TENNIS – di FABRIZIO FIDECARO
Nel 2007 un Fabio Fognini appena ventenne espresse il suo talento nel torneo Atp di Kitzbühel, palesando al contempo i pregi e i difetti che ancora lo caratterizzano a distanza di sette stagioni esatte…
«Fra cinque anni staremo ancora qui a chiederci quando Mario maturerà». Parole profetiche di Josè Mourinho, datate 2009, riferite ovviamente a Balotelli, croce e delizia del calcio nostrano. Discorso simile può essere fatto per Fabio Fognini nel tennis, e non a caso negli ultimi tempi il ligure viene spesso paragonato al suo omologo pallonaro per i comportamenti a dir poco sopra le righe. Il numero uno azzurro ormai ha ventisette anni e, proprio come SuperMario, non sembra aver fatto tesoro più di tanto dell’esperienza accumulata.

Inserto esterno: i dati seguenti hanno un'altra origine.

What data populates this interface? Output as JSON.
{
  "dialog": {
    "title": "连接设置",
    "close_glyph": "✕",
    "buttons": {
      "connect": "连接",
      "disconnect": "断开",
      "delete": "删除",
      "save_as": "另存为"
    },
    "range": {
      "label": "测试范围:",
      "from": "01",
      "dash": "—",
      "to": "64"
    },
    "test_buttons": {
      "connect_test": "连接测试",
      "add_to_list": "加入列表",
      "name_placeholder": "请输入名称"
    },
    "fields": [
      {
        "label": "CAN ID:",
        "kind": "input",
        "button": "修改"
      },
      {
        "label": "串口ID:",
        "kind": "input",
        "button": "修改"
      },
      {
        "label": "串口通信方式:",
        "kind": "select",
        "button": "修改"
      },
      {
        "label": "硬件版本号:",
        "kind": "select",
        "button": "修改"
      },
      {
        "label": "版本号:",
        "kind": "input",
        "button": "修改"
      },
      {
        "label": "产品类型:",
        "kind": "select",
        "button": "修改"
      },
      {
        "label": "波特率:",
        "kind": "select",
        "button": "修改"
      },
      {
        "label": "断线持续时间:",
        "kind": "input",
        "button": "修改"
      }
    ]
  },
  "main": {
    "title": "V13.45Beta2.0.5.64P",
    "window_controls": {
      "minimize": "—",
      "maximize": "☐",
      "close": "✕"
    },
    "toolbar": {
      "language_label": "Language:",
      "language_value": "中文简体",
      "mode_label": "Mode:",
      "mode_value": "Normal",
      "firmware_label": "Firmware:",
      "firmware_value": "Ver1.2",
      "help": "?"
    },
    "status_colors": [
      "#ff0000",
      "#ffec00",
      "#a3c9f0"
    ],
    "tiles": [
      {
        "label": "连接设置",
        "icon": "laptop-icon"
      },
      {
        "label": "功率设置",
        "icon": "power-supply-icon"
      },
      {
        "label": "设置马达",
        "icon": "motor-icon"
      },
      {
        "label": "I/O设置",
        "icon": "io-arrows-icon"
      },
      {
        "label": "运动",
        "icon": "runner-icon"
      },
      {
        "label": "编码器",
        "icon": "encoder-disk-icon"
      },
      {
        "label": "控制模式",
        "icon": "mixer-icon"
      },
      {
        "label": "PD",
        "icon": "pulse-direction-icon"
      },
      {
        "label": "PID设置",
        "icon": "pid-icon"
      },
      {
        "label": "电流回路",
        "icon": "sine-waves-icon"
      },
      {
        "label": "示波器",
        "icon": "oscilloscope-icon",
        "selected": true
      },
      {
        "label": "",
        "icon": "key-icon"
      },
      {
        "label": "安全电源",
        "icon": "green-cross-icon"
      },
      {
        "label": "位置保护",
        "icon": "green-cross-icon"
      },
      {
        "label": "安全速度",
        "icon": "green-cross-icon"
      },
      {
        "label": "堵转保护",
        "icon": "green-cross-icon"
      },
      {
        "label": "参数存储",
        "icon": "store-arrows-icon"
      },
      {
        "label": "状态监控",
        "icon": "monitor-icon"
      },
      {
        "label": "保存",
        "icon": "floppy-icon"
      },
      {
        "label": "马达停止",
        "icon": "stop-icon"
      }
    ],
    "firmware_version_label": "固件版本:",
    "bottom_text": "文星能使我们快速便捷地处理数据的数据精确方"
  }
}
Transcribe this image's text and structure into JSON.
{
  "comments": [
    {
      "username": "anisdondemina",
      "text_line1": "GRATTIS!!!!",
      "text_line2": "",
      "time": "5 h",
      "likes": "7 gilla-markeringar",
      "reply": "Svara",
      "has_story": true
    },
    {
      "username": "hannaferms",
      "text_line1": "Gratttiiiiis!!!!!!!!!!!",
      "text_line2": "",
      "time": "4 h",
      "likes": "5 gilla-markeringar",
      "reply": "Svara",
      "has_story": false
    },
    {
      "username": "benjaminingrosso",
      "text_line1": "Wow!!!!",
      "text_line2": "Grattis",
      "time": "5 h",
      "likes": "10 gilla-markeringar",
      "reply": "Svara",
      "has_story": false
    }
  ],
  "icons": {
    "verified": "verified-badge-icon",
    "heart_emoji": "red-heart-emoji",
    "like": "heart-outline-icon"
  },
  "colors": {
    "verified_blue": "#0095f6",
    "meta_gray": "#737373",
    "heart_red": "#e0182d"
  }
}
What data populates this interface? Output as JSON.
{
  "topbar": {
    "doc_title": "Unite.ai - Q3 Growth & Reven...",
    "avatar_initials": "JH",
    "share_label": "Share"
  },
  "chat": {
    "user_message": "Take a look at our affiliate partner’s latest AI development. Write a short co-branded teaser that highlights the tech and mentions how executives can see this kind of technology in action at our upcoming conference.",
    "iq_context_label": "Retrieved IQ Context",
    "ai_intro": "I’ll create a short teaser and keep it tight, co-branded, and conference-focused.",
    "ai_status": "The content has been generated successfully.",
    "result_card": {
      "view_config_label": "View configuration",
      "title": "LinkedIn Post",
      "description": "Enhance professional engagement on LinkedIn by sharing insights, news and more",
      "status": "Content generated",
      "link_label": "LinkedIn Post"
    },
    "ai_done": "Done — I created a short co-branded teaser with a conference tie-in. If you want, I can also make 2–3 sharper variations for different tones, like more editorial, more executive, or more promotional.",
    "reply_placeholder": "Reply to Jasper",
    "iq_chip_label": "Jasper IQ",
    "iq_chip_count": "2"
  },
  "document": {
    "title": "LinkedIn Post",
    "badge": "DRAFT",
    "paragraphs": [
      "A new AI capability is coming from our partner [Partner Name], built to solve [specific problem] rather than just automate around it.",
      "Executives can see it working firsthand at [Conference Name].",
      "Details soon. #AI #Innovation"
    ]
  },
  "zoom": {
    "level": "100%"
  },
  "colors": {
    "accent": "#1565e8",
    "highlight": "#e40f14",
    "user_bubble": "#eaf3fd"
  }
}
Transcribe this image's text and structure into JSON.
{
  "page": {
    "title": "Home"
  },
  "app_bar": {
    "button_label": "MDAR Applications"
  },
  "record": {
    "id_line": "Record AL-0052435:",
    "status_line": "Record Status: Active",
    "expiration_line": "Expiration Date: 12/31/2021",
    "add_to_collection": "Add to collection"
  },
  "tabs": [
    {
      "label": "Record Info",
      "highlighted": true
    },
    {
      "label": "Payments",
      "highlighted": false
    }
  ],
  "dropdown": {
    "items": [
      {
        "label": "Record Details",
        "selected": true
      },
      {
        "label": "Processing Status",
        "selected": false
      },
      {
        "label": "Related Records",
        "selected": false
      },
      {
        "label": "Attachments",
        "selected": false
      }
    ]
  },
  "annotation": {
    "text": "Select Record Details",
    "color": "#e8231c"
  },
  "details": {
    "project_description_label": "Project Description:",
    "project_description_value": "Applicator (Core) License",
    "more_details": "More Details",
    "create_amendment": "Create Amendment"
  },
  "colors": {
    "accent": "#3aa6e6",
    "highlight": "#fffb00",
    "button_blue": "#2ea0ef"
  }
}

In questi giorni sta disputandosi il torneo Atp di Kitzbühel, dove nel 2007, a vent’anni, Fabio passò le qualificazioni e due turni nel main draw, arrendendosi solo al terzo round, in due set combattuti, ad Andreas Seppi. Fra l’altro, il bolzanino, a sua volta, cedette di misura nei quarti in un nuovo derby contro Potito Starace, che arrivò in finale, dove fu sconfitto da Juan Monaco (Poto si consolò con il titolo nel doppio). Ma torniamo a Fognini. In quel torneo il giovane Fabio evidenziò già i pregi e i difetti che lo avrebbero accompagnato nelle stagioni seguenti. Riporto qui sotto un estratto di un mio articolo dell’epoca, pubblicato su Matchpoint Tennis Magazine n. 12/2007.
“Capitolo Fognini. Il ragazzo ha talento e quel coraggio che tende a sfociare nella presunzione tipico di una mentalità vincente. Non si spiegherebbe, altrimenti, la rimonta da 2-5 nel terzo contro Werner Eschauer, con tanto di matchpoint annullato. E annullato in che modo: prendendo l’iniziativa fin dalla risposta, scivolando a rete alla prima occasione e chiudendo con una stop volley di rovescio che era temerario anche solo immaginare. Tutto questo nella bolgia di un centrale che appoggiava rumorosamente l’atleta di casa: una situazione difficile affrontata con personalità, esaltandosi ancor più per il tifo contrario.
Evidentemente, il clima da corrida lo elettrizza, altro che intimorirlo. Certo, contro Seppi è emerso l’altro lato della medaglia ed è stato Fabio a perdersi dietro a qualche nervosismo di troppo nei momenti decisivi, ma il furore agonistico, se ben incanalato, è di quelli che lasciano ben sperare per l’avvenire”.
Insomma, allora la tendenza era guardare principalmente al talento, dare fiducia a Fabio e cercare di comprenderne gli atteggiamenti, vedendo in essi l’espressione di un carattere grintoso e, casomai, adducendo la sua verde età come giustificazione di certi eccessi. Nel frattempo, però, il ragazzo è diventato uomo e non è possibile continuare a trovargli scusanti all’infinito, come se dal pezzo citato qui sopra non fossero trascorsi sette anni esatti. Troppo spesso il “furore agonistico” non è stato “ben incanalato”, facendogli perdere tanti match e la stima di qualche appassionato.
A ogni modo, la speranza è che, dopo il recente – e assai pesante – epiteto rivolto ad Amburgo all’avversario serbo Filip Krajinovic, Fabio analizzi con calma e sincerità i motivi che lo spingono a essere protagonista di episodi del genere e si impegni con se stesso, una volta per tutte, a evitare di ripeterli. Farebbe bene a lui per primo, e magari anche i suoi risultati, ultimamente un po’ troppo altalenanti, ne trarrebbero giovamento. In fondo, come insegnava il maestro Manzi, non è mai troppo tardi.